ADAM SHAPIRO: Doctor, we're hearing that there may be approval and wide access to these new treatments for people who do develop COVID and might wind up in hospitals. I'm asking you, we know that doctors and medics and all kinds of people in the health-care industry well deserve a break. Do you think you're going to get that break come March with those new treatments?
BRIAN GARIBALDI: You know, I think there's much uncertainty now about what's going to happen with Omicron and other variants. I think the break that we need is going to come when we get more people vaccinated and we really have a better handle on infection throughout the world. We've been saying from the very beginning, this pandemic doesn't end until it ends everywhere in the world. And variants are going to continue to pop up as long as we have pockets of the population in the US and elsewhere that aren't vaccinated and there's continuing community transmission.
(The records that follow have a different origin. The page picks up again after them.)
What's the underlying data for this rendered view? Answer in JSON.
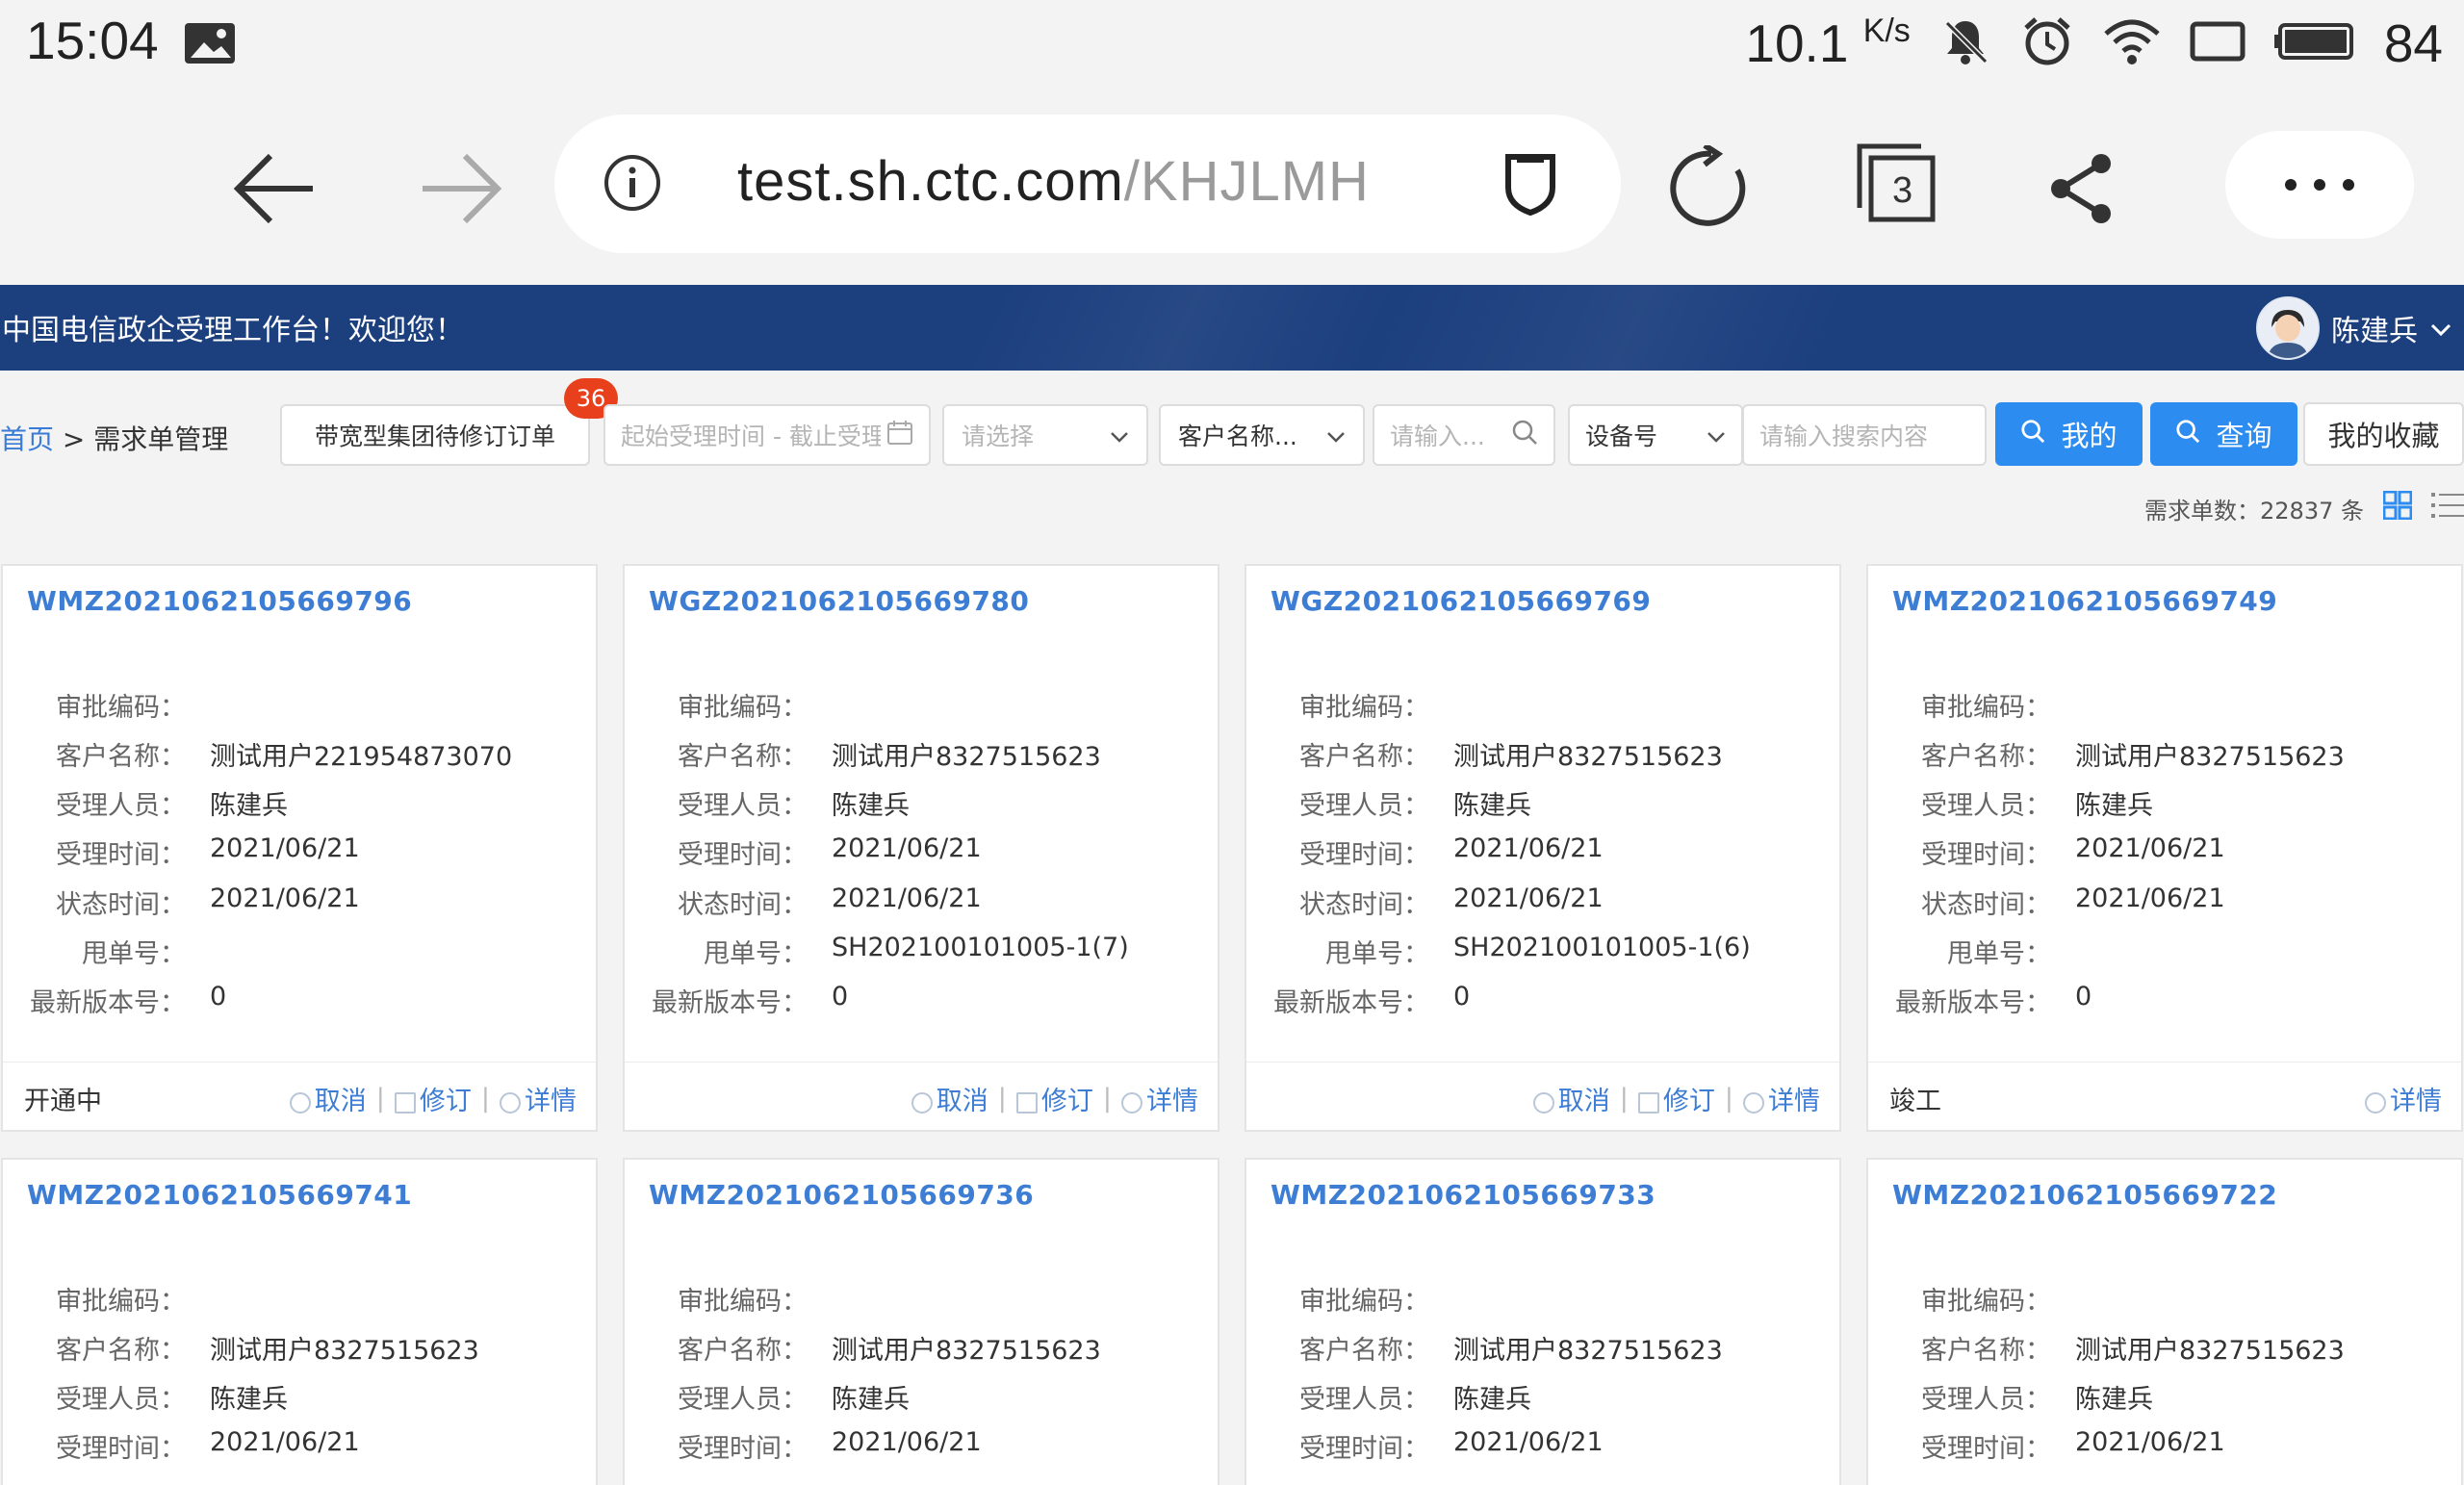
{
  "statusbar": {
    "time": "15:04",
    "speed_value": "10.1",
    "speed_unit": "K/s",
    "battery": "84"
  },
  "browser": {
    "url_host": "test.sh.ctc.com",
    "url_path": "/KHJLMH",
    "tab_count": "3"
  },
  "banner": {
    "welcome": "中国电信政企受理工作台！欢迎您！",
    "username": "陈建兵"
  },
  "breadcrumb": {
    "home": "首页",
    "sep": " > ",
    "current": "需求单管理"
  },
  "toolbar": {
    "order_type": "带宽型集团待修订订单",
    "badge": "36",
    "date_placeholder": "起始受理时间 - 截止受理",
    "select_placeholder": "请选择",
    "customer_select": "客户名称...",
    "input_placeholder": "请输入...",
    "device_select": "设备号",
    "search_placeholder": "请输入搜索内容",
    "mine_label": "我的",
    "query_label": "查询",
    "favorites_label": "我的收藏"
  },
  "summary": {
    "count_label": "需求单数：22837 条"
  },
  "labels": {
    "approval": "审批编码：",
    "customer": "客户名称：",
    "handler": "受理人员：",
    "accept_time": "受理时间：",
    "status_time": "状态时间：",
    "throw_no": "甩单号：",
    "version": "最新版本号："
  },
  "actions": {
    "cancel": "取消",
    "revise": "修订",
    "detail": "详情",
    "sep": "|"
  },
  "cards": [
    {
      "id": "WMZ2021062105669796",
      "approval": "",
      "customer": "测试用户221954873070",
      "handler": "陈建兵",
      "accept_time": "2021/06/21",
      "status_time": "2021/06/21",
      "throw_no": "",
      "version": "0",
      "status": "开通中"
    },
    {
      "id": "WGZ2021062105669780",
      "approval": "",
      "customer": "测试用户8327515623",
      "handler": "陈建兵",
      "accept_time": "2021/06/21",
      "status_time": "2021/06/21",
      "throw_no": "SH202100101005-1(7)",
      "version": "0",
      "status": ""
    },
    {
      "id": "WGZ2021062105669769",
      "approval": "",
      "customer": "测试用户8327515623",
      "handler": "陈建兵",
      "accept_time": "2021/06/21",
      "status_time": "2021/06/21",
      "throw_no": "SH202100101005-1(6)",
      "version": "0",
      "status": ""
    },
    {
      "id": "WMZ2021062105669749",
      "approval": "",
      "customer": "测试用户8327515623",
      "handler": "陈建兵",
      "accept_time": "2021/06/21",
      "status_time": "2021/06/21",
      "throw_no": "",
      "version": "0",
      "status": "竣工"
    },
    {
      "id": "WMZ2021062105669741",
      "approval": "",
      "customer": "测试用户8327515623",
      "handler": "陈建兵",
      "accept_time": "2021/06/21"
    },
    {
      "id": "WMZ2021062105669736",
      "approval": "",
      "customer": "测试用户8327515623",
      "handler": "陈建兵",
      "accept_time": "2021/06/21"
    },
    {
      "id": "WMZ2021062105669733",
      "approval": "",
      "customer": "测试用户8327515623",
      "handler": "陈建兵",
      "accept_time": "2021/06/21"
    },
    {
      "id": "WMZ2021062105669722",
      "approval": "",
      "customer": "测试用户8327515623",
      "handler": "陈建兵",
      "accept_time": "2021/06/21"
    }
  ]
}
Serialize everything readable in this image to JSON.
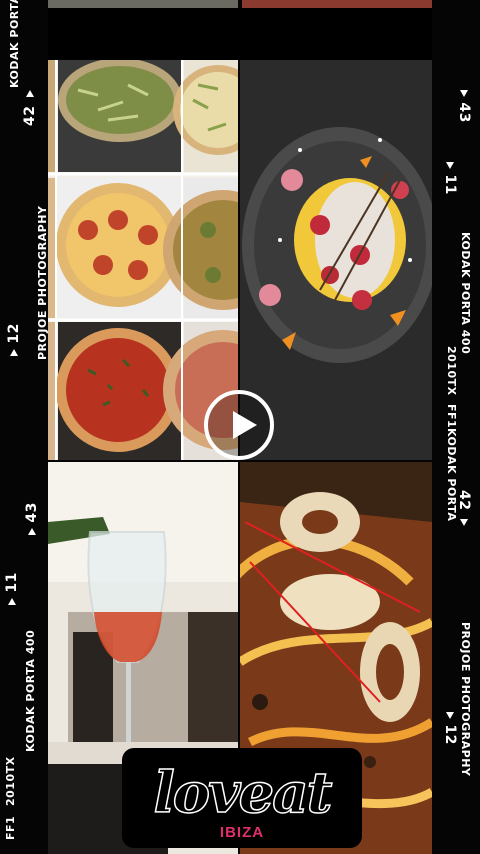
{
  "left_strip": {
    "top_label": "KODAK PORTA",
    "frame_top": "42",
    "photography": "PROJOE PHOTOGRAPHY",
    "frame_12": "12",
    "frame_43": "43",
    "frame_11": "11",
    "kodak_400": "KODAK PORTA 400",
    "code": "2010TX",
    "ff1": "FF1"
  },
  "right_strip": {
    "frame_43": "43",
    "frame_11": "11",
    "kodak_400": "KODAK PORTA 400",
    "code": "2010TX",
    "ff1": "FF1",
    "kodak": "KODAK PORTA",
    "frame_42": "42",
    "frame_12": "12",
    "photography": "PROJOE PHOTOGRAPHY"
  },
  "logo": {
    "name": "loveat",
    "sub": "IBIZA"
  },
  "video": {
    "play_icon": "play-icon"
  }
}
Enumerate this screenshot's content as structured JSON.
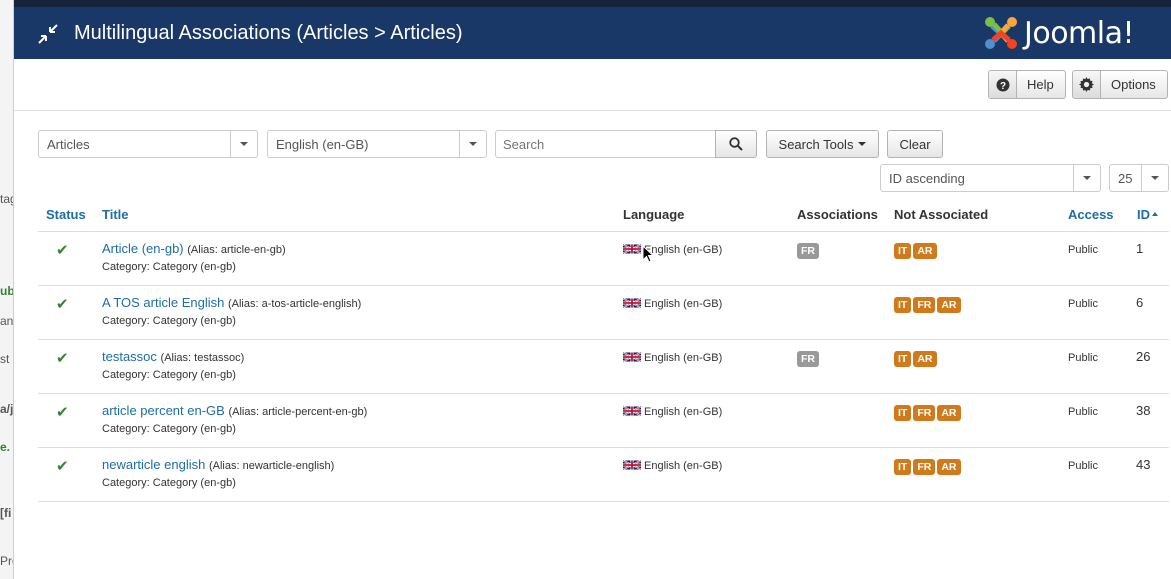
{
  "background_window": {
    "fragments": [
      "tag",
      "ub",
      "an",
      "st",
      "a/j",
      "e.",
      "[fi",
      "Pre"
    ]
  },
  "header": {
    "title": "Multilingual Associations (Articles > Articles)",
    "logo_text": "Joomla!",
    "collapse_icon": "collapse-arrows-icon"
  },
  "toolbar": {
    "help_label": "Help",
    "options_label": "Options"
  },
  "filters": {
    "item_type": "Articles",
    "language": "English (en-GB)",
    "search_placeholder": "Search",
    "search_tools_label": "Search Tools",
    "clear_label": "Clear",
    "ordering": "ID ascending",
    "limit": "25"
  },
  "table": {
    "headers": {
      "status": "Status",
      "title": "Title",
      "language": "Language",
      "associations": "Associations",
      "not_associated": "Not Associated",
      "access": "Access",
      "id": "ID"
    },
    "rows": [
      {
        "title": "Article (en-gb)",
        "alias": "(Alias: article-en-gb)",
        "category": "Category: Category (en-gb)",
        "language": "English (en-GB)",
        "associations": [
          "FR"
        ],
        "not_associated": [
          "IT",
          "AR"
        ],
        "access": "Public",
        "id": "1"
      },
      {
        "title": "A TOS article English",
        "alias": "(Alias: a-tos-article-english)",
        "category": "Category: Category (en-gb)",
        "language": "English (en-GB)",
        "associations": [],
        "not_associated": [
          "IT",
          "FR",
          "AR"
        ],
        "access": "Public",
        "id": "6"
      },
      {
        "title": "testassoc",
        "alias": "(Alias: testassoc)",
        "category": "Category: Category (en-gb)",
        "language": "English (en-GB)",
        "associations": [
          "FR"
        ],
        "not_associated": [
          "IT",
          "AR"
        ],
        "access": "Public",
        "id": "26"
      },
      {
        "title": "article percent en-GB",
        "alias": "(Alias: article-percent-en-gb)",
        "category": "Category: Category (en-gb)",
        "language": "English (en-GB)",
        "associations": [],
        "not_associated": [
          "IT",
          "FR",
          "AR"
        ],
        "access": "Public",
        "id": "38"
      },
      {
        "title": "newarticle english",
        "alias": "(Alias: newarticle-english)",
        "category": "Category: Category (en-gb)",
        "language": "English (en-GB)",
        "associations": [],
        "not_associated": [
          "IT",
          "FR",
          "AR"
        ],
        "access": "Public",
        "id": "43"
      }
    ]
  },
  "colors": {
    "header_bg": "#1a3867",
    "link": "#1f6ca6",
    "published_check": "#378137",
    "badge_associated": "#999999",
    "badge_not_associated": "#d07a1c"
  }
}
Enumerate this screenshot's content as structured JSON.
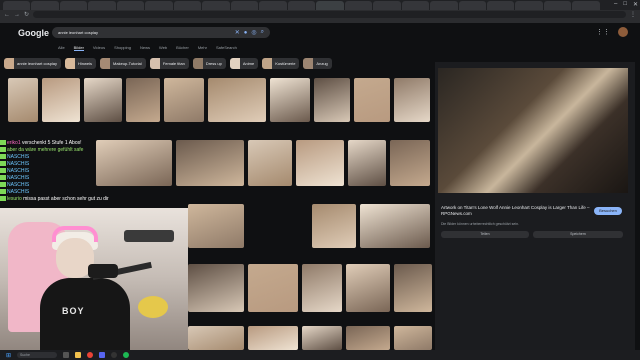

EMILY MCCORMICK: And Dr. Garibaldi, what are you seeing on the ground right now in terms of how just everyday Americans have been responding to news of this new variant? Are you seeing any changes in behavior in response to the latest developments?
BRIAN GARIBALDI: Well, I think we're seeing in Maryland what we're seeing in several other parts of the country. We're seeing an increase in cases. That's being driven right now by the Delta variant.
I think we're starting to see a spike in cases related to travel around the Thanksgiving, people getting together, perhaps sometimes either being unvaccinated or not being masked up indoors. So I think we're right now, we're still responding to the surge we're seeing in Delta cases. And I think we need more information to really know what's going to happen with Omicron.
EMILY MCCORMICK: All right, definitely something we'll be keeping an eye on. Dr. Brian Garibaldi is Johns Hopkins Biocontainment Unit medical director. And thank you so much for joining us.